In 1983, a court in East Berlin convicted Barth and sentenced him to life in prison for his role in the slaughter of villagers in Oradour-sur-Glane in 1944, widely considered the worst atrocity in Nazi-occupied France.
On June 10, 1944, as they headed toward Normandy to combat D-Day invasion forces who landed four days earlier, German troops of the armoured SS Division "Das Reich" slaughtered 642 men, women and children in the village.
The Germans rounded up the village men, forced them into barns and machine-gunned them. The 241 women and 209 children were herded into the church, which was set afire with grenades, and then were shot at with machine-guns.

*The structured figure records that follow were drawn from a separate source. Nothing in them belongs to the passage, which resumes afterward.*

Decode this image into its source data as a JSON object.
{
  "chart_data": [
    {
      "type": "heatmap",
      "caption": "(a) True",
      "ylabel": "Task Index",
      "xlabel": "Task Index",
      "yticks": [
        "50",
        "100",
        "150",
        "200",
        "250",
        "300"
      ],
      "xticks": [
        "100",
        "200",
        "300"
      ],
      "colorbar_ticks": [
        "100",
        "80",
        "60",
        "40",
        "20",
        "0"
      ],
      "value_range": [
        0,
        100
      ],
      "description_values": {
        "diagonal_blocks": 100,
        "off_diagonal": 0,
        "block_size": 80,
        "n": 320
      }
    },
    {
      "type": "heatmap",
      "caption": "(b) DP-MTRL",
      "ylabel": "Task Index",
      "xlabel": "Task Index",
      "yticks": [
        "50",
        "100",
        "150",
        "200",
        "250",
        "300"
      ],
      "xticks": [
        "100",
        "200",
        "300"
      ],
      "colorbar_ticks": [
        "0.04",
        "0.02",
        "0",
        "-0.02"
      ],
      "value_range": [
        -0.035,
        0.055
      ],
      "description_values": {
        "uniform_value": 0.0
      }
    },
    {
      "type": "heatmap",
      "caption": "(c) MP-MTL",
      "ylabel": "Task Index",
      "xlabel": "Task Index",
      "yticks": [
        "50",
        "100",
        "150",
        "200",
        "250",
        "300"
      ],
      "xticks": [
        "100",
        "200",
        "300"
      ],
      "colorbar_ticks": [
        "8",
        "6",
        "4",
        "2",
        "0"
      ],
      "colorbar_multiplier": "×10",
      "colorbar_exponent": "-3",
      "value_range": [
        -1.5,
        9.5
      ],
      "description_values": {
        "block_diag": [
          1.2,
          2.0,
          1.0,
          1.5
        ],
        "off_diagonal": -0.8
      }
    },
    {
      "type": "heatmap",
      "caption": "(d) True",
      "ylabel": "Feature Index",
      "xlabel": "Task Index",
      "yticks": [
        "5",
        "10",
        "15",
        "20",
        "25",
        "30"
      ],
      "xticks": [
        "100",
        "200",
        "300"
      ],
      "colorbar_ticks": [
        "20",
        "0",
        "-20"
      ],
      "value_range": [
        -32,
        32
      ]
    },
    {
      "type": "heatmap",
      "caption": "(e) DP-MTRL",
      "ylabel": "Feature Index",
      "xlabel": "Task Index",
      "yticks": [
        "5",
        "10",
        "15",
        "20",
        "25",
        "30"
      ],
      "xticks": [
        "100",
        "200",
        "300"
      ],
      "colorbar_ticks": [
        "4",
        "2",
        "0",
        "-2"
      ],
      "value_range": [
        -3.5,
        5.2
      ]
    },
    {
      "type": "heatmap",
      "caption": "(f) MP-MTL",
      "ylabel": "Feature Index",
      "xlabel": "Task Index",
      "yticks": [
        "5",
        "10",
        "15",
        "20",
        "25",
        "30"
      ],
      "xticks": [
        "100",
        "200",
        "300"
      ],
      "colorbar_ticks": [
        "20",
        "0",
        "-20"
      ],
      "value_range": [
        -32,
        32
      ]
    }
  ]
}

In addition to involvement in the massacre, East German judges also found that Barth volunteered to participate in an execution of 92 Czech civilians in 1942.
Barth lived under a false name in communist East Germany, working as a decorator in Gransee and running a grocery store, until his identity emerged in 1981 and he was imprisoned.
In 1997, a state court freed Barth on health grounds, commuting his sentence to probation. Barth, who lost a leg in the war, suffered from diabetes, high blood pressure and other ailments.
"I feel guilty about the terrible crimes in Oradour," Barth was quoted as telling the Berlin tabloid B.Z. at the time of his release. "But I have paid long enough."
Barth's death "reminds France of one of the most tragic episodes of its history," French President Nicolas Sarkozy's office said in a statement. Sarkozy "pays tribute to the victims and to the pain of his descendants," it added.